1. Wen, Yan, et al. "Free breathing three-dimensional cardiac quantitative susceptibility mapping for differential cardiac chamber blood oxygenation–initial validation in patients with cardiovascular disease inclusive of direct comparison to invasive catheterization." Journal of Cardiovascular Magnetic Resonance 21.1 (2019): 1-13.

2. Liu, Zhe, et al. "Preconditioned total field inversion (TFI) method for quantitative susceptibility mapping." Magnetic resonance in medicine 78.1 (2017): 303-315.

3. Liu, Zhe, et al. "MEDI+ 0: morphology enabled dipole inversion with automatic uniform cerebrospinal fluid zero reference for quantitative susceptibility mapping." Magnetic resonance in medicine 79.5 (2018): 2795-2803.

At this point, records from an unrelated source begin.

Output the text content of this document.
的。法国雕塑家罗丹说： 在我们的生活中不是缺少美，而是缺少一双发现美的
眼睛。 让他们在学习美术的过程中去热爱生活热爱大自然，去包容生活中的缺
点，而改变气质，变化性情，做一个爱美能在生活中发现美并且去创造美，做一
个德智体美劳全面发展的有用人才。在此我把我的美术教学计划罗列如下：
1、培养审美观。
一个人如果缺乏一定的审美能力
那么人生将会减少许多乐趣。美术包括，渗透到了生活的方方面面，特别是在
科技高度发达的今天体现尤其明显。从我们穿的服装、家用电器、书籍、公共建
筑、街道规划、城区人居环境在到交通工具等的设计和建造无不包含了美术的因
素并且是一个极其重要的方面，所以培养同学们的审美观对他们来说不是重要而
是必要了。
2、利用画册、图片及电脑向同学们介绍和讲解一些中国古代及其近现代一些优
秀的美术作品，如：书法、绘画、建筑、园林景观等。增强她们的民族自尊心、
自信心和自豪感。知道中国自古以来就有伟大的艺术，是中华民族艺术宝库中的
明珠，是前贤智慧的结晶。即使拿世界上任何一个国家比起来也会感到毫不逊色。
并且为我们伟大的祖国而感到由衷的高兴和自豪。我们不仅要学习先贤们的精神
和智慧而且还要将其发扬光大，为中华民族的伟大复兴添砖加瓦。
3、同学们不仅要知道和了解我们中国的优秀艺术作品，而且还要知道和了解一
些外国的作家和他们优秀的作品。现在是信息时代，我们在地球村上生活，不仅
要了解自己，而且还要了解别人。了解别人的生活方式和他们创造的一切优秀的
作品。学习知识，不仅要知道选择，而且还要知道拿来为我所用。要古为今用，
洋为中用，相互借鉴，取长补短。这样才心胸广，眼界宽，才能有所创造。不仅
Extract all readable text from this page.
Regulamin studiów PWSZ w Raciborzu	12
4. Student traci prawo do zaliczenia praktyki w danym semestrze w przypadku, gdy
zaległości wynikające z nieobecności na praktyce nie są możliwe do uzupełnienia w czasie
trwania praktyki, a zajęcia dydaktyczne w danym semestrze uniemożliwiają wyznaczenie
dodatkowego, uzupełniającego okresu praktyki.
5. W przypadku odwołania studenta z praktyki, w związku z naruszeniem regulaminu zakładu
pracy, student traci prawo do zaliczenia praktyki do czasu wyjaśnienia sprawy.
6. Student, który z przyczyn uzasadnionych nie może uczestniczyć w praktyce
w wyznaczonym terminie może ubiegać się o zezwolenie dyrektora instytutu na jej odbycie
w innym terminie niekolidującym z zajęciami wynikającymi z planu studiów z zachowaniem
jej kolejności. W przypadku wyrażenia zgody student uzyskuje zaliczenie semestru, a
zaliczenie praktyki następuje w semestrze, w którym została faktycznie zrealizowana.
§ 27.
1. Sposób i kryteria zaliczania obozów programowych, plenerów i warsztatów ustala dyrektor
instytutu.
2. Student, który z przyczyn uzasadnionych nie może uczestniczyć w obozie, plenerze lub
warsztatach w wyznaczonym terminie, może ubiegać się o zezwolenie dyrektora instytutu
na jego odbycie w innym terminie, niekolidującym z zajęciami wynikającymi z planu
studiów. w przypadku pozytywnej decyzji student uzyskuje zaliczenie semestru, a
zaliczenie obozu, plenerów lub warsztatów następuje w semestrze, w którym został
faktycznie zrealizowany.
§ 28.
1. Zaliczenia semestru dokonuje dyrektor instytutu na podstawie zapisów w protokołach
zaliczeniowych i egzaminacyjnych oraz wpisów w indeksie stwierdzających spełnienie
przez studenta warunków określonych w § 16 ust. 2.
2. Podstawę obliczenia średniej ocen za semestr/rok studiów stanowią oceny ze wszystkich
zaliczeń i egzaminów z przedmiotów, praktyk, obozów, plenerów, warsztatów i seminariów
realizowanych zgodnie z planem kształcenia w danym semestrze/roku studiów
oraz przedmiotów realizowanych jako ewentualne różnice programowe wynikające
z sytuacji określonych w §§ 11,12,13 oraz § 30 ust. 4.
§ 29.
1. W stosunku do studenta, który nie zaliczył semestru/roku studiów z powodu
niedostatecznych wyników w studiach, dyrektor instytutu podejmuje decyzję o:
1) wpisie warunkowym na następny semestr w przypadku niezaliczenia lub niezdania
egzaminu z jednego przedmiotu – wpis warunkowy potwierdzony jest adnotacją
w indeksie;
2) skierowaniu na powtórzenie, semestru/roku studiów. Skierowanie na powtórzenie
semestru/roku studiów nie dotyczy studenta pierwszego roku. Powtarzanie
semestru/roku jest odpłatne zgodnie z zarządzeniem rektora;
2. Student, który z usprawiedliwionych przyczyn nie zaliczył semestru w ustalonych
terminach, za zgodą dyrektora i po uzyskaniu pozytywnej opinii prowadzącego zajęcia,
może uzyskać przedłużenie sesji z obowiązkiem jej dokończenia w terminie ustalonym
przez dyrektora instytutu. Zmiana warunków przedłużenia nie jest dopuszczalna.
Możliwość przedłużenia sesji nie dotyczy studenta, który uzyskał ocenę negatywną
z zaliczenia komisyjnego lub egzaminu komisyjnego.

4. Wen, Yan, et al. "Cardiac quantitative susceptibility mapping (QSM) for heart chamber oxygenation." Magnetic resonance in medicine 79.3 (2018): 1545-1552.

Figures

Figure 1. A representative case (female, 44yo) of cardiac QSM (right) and T2* weighted magnitude (left), data acquired in axial plane. The estimated ΔSaO2,QSM = 24.7% vs catheterization ΔSaO2,RHC = 25%. The RV blood pool is deoxygenated and therefore has higher susceptibility than the LV blood pool.

Figure 2. Comparison of QSM and RHC derived ΔSaO2. Left: Regression; right: Bland-Altman plot. The results show good agreement between the two approaches.